Une édition électronique réalisée à partir de l'article de Richard Gagné, Marcel J. Mélançon et Bruno Leclerc, “L’information génétique en période prénatale: que faire?” Un texte publié dans l’ouvrage  sous la direction de Marcel J. Mélançon et Richard Gagné, Dépistage et diagnostic génétiques. Aspects cliniques, juridiques éthiques et sociaux. Chapitre 3: pp. 27-32. Québec: Les Presses de l’Université Laval, 1999, 225 pp. [Autorisation formelle accordée par l'auteur le 15 juillet 2005 et réitérée le 30 mars 2012 de diffuser toutes ses publications dans Les Classiques des sciences sociales.]

[27]

Dépistage et diagnostic génétiques.
Aspects cliniques, juridiques, éthiques et sociaux.

Partie I.
Résultats empiriques sur le dépistage génétique

L’information génétique
en période prénatale :
que faire ?
 [1]


Un texte publié dans l’ouvrage  sous la direction de Marcel J. Mélançon et Richard Gagné, Dépistage et diagnostic génétiques.
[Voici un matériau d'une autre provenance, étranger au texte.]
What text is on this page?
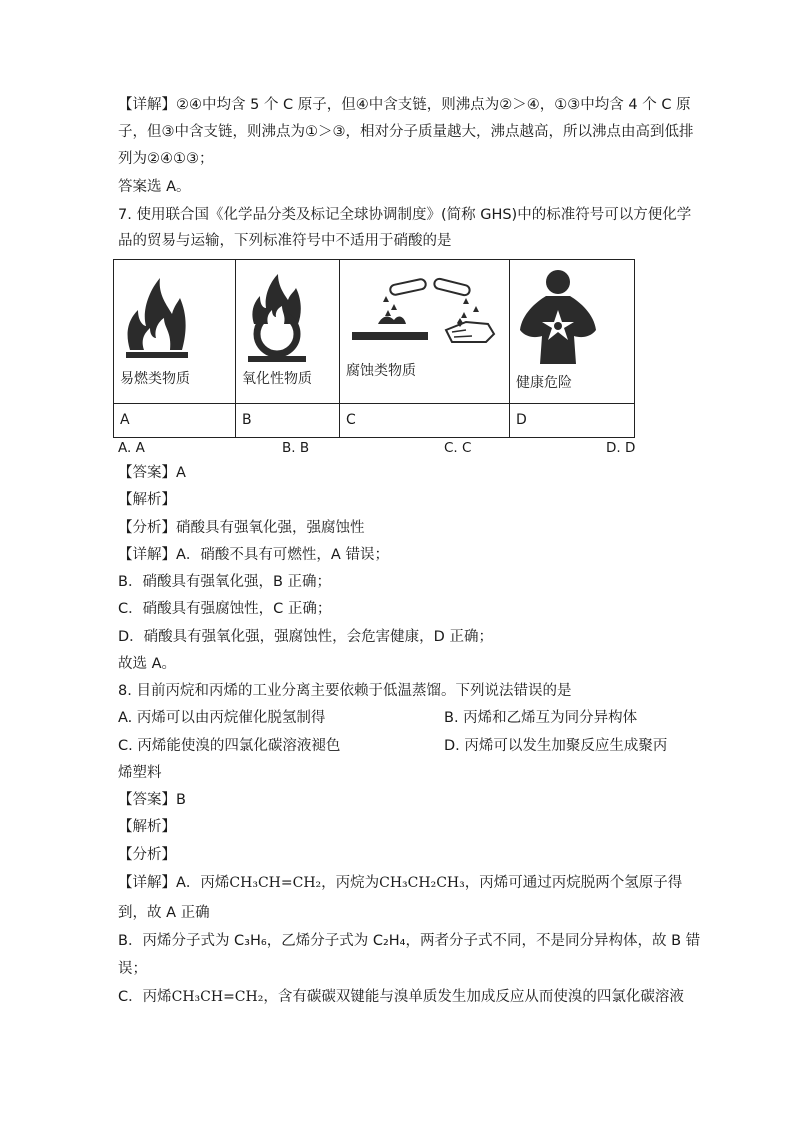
【详解】②④中均含 5 个 C 原子，但④中含支链，则沸点为②＞④，①③中均含 4 个 C 原
子，但③中含支链，则沸点为①＞③，相对分子质量越大，沸点越高，所以沸点由高到低排
列为②④①③；
答案选 A。
7. 使用联合国《化学品分类及标记全球协调制度》(简称 GHS)中的标准符号可以方便化学
品的贸易与运输，下列标准符号中不适用于硝酸的是
易燃类物质	氧化性物质	腐蚀类物质	健康危险

A	B	C	D
A. A	B. B	C. C	D. D
【答案】A
【解析】
【分析】硝酸具有强氧化强，强腐蚀性
【详解】A．硝酸不具有可燃性，A 错误；
B．硝酸具有强氧化强，B 正确；
C．硝酸具有强腐蚀性，C 正确；
D．硝酸具有强氧化强，强腐蚀性，会危害健康，D 正确；
故选 A。
8. 目前丙烷和丙烯的工业分离主要依赖于低温蒸馏。下列说法错误的是
A. 丙烯可以由丙烷催化脱氢制得	B. 丙烯和乙烯互为同分异构体
C. 丙烯能使溴的四氯化碳溶液褪色	D. 丙烯可以发生加聚反应生成聚丙
烯塑料
【答案】B
【解析】
【分析】
【详解】A．丙烯CH₃CH=CH₂，丙烷为CH₃CH₂CH₃，丙烯可通过丙烷脱两个氢原子得
到，故 A 正确
B．丙烯分子式为 C₃H₆，乙烯分子式为 C₂H₄，两者分子式不同，不是同分异构体，故 B 错
误；
C．丙烯CH₃CH=CH₂，含有碳碳双键能与溴单质发生加成反应从而使溴的四氯化碳溶液
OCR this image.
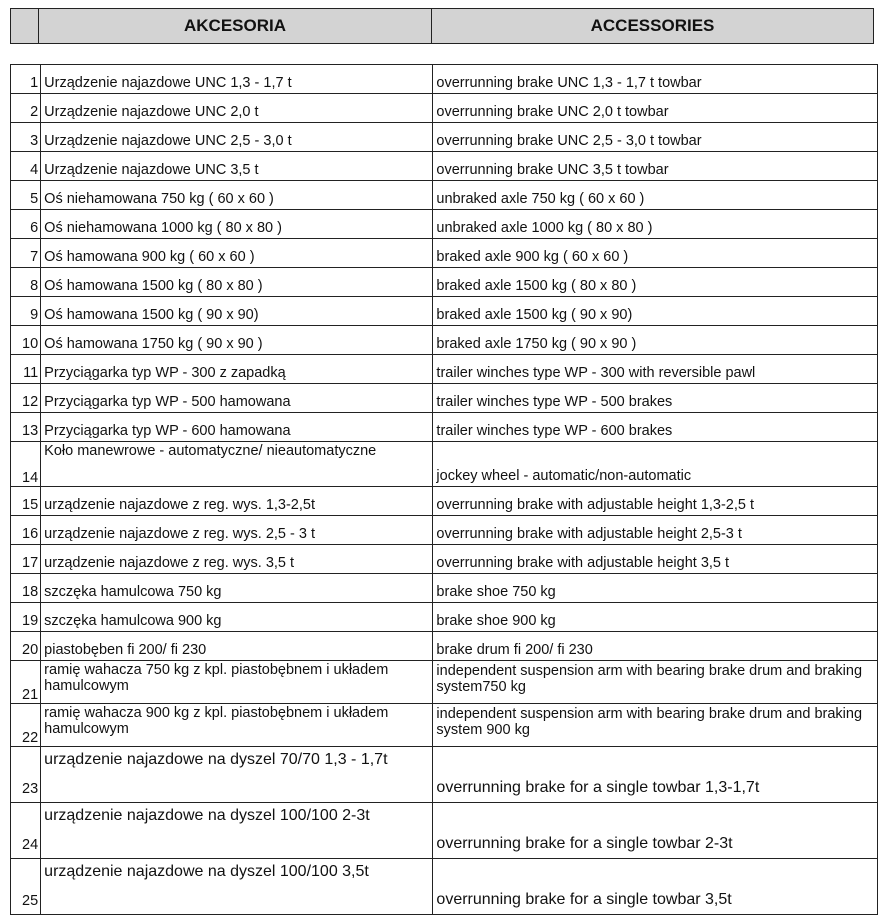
	AKCESORIA	ACCESSORIES
1	Urządzenie najazdowe UNC 1,3 - 1,7 t	overrunning brake UNC 1,3 - 1,7 t towbar
2	Urządzenie najazdowe UNC 2,0 t	overrunning brake UNC 2,0 t towbar
3	Urządzenie najazdowe UNC 2,5 - 3,0 t	overrunning brake UNC 2,5 - 3,0 t towbar
4	Urządzenie najazdowe UNC 3,5 t	overrunning brake UNC 3,5 t towbar
5	Oś niehamowana 750 kg ( 60 x 60 )	unbraked axle 750 kg ( 60 x 60 )
6	Oś niehamowana 1000 kg ( 80 x 80 )	unbraked axle 1000 kg ( 80 x 80 )
7	Oś hamowana 900 kg ( 60 x 60 )	braked axle 900 kg ( 60 x 60 )
8	Oś hamowana 1500 kg ( 80 x 80 )	braked axle 1500 kg ( 80 x 80 )
9	Oś hamowana 1500 kg ( 90 x 90)	braked axle 1500 kg ( 90 x 90)
10	Oś hamowana 1750 kg ( 90 x 90 )	braked axle 1750 kg ( 90 x 90 )
11	Przyciągarka typ WP - 300 z zapadką	trailer winches type WP - 300 with reversible pawl
12	Przyciągarka typ WP - 500 hamowana	trailer winches type WP - 500 brakes
13	Przyciągarka typ WP - 600 hamowana	trailer winches type WP - 600 brakes
14	Koło manewrowe - automatyczne/ nieautomatyczne	jockey wheel - automatic/non-automatic
15	urządzenie najazdowe z reg. wys. 1,3-2,5t	overrunning brake with adjustable height 1,3-2,5 t
16	urządzenie najazdowe z reg. wys. 2,5 - 3 t	overrunning brake with adjustable height 2,5-3 t
17	urządzenie najazdowe z reg. wys. 3,5 t	overrunning brake with adjustable height 3,5 t
18	szczęka hamulcowa 750 kg	brake shoe 750 kg
19	szczęka hamulcowa 900 kg	brake shoe 900 kg
20	piastobęben fi 200/ fi 230	brake drum fi 200/ fi 230
21	ramię wahacza 750 kg z kpl. piastobębnem i układem hamulcowym	independent suspension arm with bearing brake drum and braking system750 kg
22	ramię wahacza 900 kg z kpl. piastobębnem i układem hamulcowym	independent suspension arm with bearing brake drum and braking system 900 kg
23	urządzenie najazdowe na dyszel 70/70 1,3 - 1,7t	overrunning brake for a single towbar 1,3-1,7t
24	urządzenie najazdowe na dyszel 100/100 2-3t	overrunning brake for a single towbar 2-3t
25	urządzenie najazdowe na dyszel 100/100 3,5t	overrunning brake for a single towbar 3,5t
Aspects cliniques, juridiques éthiques et sociaux. Chapitre 3 : pp. 27-32. Québec : Les Presses de l’Université Laval, 1999, 225 pp.


Richard GAGNÉ

Faculté de médecine, Université Laval, Québec
Groupe de recherche en génétique et éthique du Québec

MARCEL J. MÉLANÇON

Département de philosophie, Collège de Chicoutimi
DSRE, UQAC, Groupe de recherche en génétique et éthique du Québec

Bruno LECLERC

Département de philosophie, Collège de Rimouski
Groupe de recherche en génétique et éthique du Québec



Il y a un consensus relativement large d'exclure les enfants des tests génétiques diagnostiques et prédictifs et d'attendre qu'ils soient capables d'exercer leur autonomie et de décider eux-mêmes d'avoir ces tests ou non, en temps voulu, à la majorité légale de 18 ans ou, tout au moins, à la majorité médicale, qui est de 14 ans au Québec, à moins qu'il y ait un bénéfice concernant leur santé à subir ces tests plus tôt.
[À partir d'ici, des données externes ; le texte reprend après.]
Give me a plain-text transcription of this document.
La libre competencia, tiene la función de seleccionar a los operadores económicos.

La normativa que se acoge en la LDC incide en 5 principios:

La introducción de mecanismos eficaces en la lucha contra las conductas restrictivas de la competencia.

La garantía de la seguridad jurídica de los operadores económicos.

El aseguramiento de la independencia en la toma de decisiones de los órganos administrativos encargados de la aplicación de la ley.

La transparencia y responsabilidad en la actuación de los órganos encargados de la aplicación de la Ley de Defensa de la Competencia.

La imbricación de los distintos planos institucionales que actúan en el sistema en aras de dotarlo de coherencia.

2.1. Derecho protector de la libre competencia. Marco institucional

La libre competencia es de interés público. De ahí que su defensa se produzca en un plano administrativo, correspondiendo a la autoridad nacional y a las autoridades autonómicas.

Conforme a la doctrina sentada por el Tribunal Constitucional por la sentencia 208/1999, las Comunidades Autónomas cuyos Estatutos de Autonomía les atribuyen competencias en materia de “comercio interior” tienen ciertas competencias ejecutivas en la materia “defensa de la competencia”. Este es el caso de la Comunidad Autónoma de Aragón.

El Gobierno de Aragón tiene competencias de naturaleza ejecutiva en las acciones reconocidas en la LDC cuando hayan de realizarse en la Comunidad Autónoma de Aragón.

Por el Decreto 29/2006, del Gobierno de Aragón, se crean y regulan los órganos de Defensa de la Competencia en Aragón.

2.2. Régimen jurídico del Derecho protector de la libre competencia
La problématique concernant l'application de tests génétiques chez les mineurs a été l'objet de nombreuses discussions, opinions et recommandations depuis le début des années 1990 et est encore discutée.
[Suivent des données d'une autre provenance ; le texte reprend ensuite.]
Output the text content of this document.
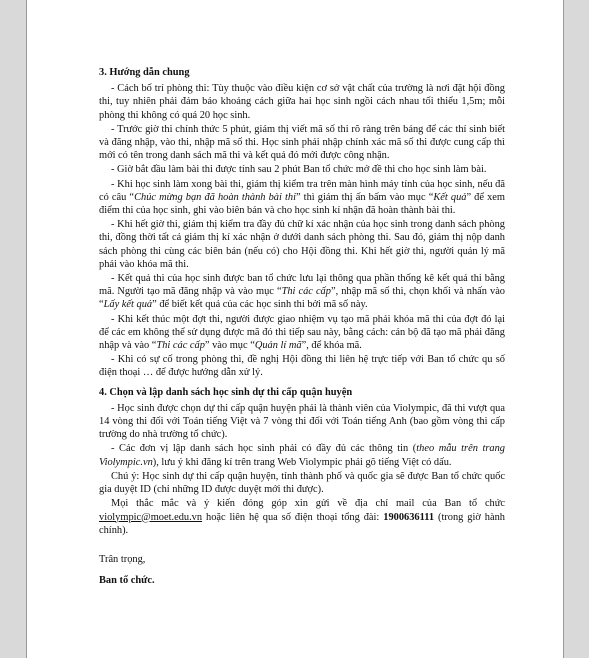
3. Hướng dẫn chung

- Cách bố trí phòng thi: Tùy thuộc vào điều kiện cơ sở vật chất của trường là nơi đặt hội đồng thi, tuy nhiên phải đảm bảo khoảng cách giữa hai học sinh ngồi cách nhau tối thiểu 1,5m; mỗi phòng thi không có quá 20 học sinh.

- Trước giờ thi chính thức 5 phút, giám thị viết mã số thi rõ ràng trên bảng để các thí sinh biết và đăng nhập, vào thi, nhập mã số thi. Học sinh phải nhập chính xác mã số thi được cung cấp thì mới có tên trong danh sách mã thi và kết quả đó mới được công nhận.

- Giờ bắt đầu làm bài thi được tính sau 2 phút Ban tổ chức mở đề thi cho học sinh làm bài.

- Khi học sinh làm xong bài thi, giám thị kiểm tra trên màn hình máy tính của học sinh, nếu đã có câu “Chúc mừng bạn đã hoàn thành bài thi” thì giám thị ấn bấm vào mục “Kết quả” để xem điểm thi của học sinh, ghi vào biên bản và cho học sinh kí nhận đã hoàn thành bài thi.

- Khi hết giờ thi, giám thị kiểm tra đầy đủ chữ kí xác nhận của học sinh trong danh sách phòng thi, đồng thời tất cả giám thị kí xác nhận ở dưới danh sách phòng thi. Sau đó, giám thị nộp danh sách phòng thi cùng các biên bản (nếu có) cho Hội đồng thi. Khi hết giờ thi, người quản lý mã phải vào khóa mã thi.

- Kết quả thi của học sinh được ban tổ chức lưu lại thông qua phần thống kê kết quả thi bằng mã. Người tạo mã đăng nhập và vào mục “Thi các cấp”, nhập mã số thi, chọn khối và nhấn vào “Lấy kết quả” để biết kết quả của các học sinh thi bởi mã số này.

- Khi kết thúc một đợt thi, người được giao nhiệm vụ tạo mã phải khóa mã thi của đợt đó lại để các em không thể sử dụng được mã đó thi tiếp sau này, bằng cách: cán bộ đã tạo mã phải đăng nhập và vào “Thi các cấp” vào mục “Quản lí mã”, để khóa mã.

- Khi có sự cố trong phòng thi, đề nghị Hội đồng thi liên hệ trực tiếp với Ban tổ chức qu số điện thoại … để được hướng dẫn xử lý.

4. Chọn và lập danh sách học sinh dự thi cấp quận huyện

- Học sinh được chọn dự thi cấp quận huyện phải là thành viên của Violympic, đã thi vượt qua 14 vòng thi đối với Toán tiếng Việt và 7 vòng thi đối với Toán tiếng Anh (bao gồm vòng thi cấp trường do nhà trường tổ chức).

- Các đơn vị lập danh sách học sinh phải có đầy đủ các thông tin (theo mẫu trên trang Violympic.vn), lưu ý khi đăng kí trên trang Web Violympic phải gõ tiếng Việt có dấu.

Chú ý: Học sinh dự thi cấp quận huyện, tỉnh thành phố và quốc gia sẽ được Ban tổ chức quốc gia duyệt ID (chỉ những ID được duyệt mới thi được).

Mọi thắc mắc và ý kiến đóng góp xin gửi về địa chỉ mail của Ban tổ chức violympic@moet.edu.vn hoặc liên hệ qua số điện thoại tổng đài: 1900636111 (trong giờ hành chính).

Trân trọng,

Ban tổ chức.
Plusieurs des arguments utilisés peuvent d'ailleurs être mis en relation avec l'actuelle présentation concernant l'information génétique obtenue sur indications ou fortuitement lors du diagnostic prénatal pour des enfants à naître, ce qui, à notre connaissance, n'a pas fait l'objet d'autant d'attention jusqu'à maintenant, à la fois concernant l'existence même de cette information génétique et son utilisation ultérieure.

Il faut réaliser que le diagnostic prénatal est de loin l'occasion la plus fréquente pour prendre contact avec un service de génétique médicale. En [28] effet, la pratique médicale habituelle des services de génétique montre qu'une majorité d'individus se questionnent lorsqu'ils veulent avoir des enfants et qu'ils consultent, soit avant la grossesse ou lors de la grossesse. Il en est de même pour les apparentés détectés à partir d'un propositus : ils ne consulteront en génétique que lorsque le couple à risque connaîtra une grossesse.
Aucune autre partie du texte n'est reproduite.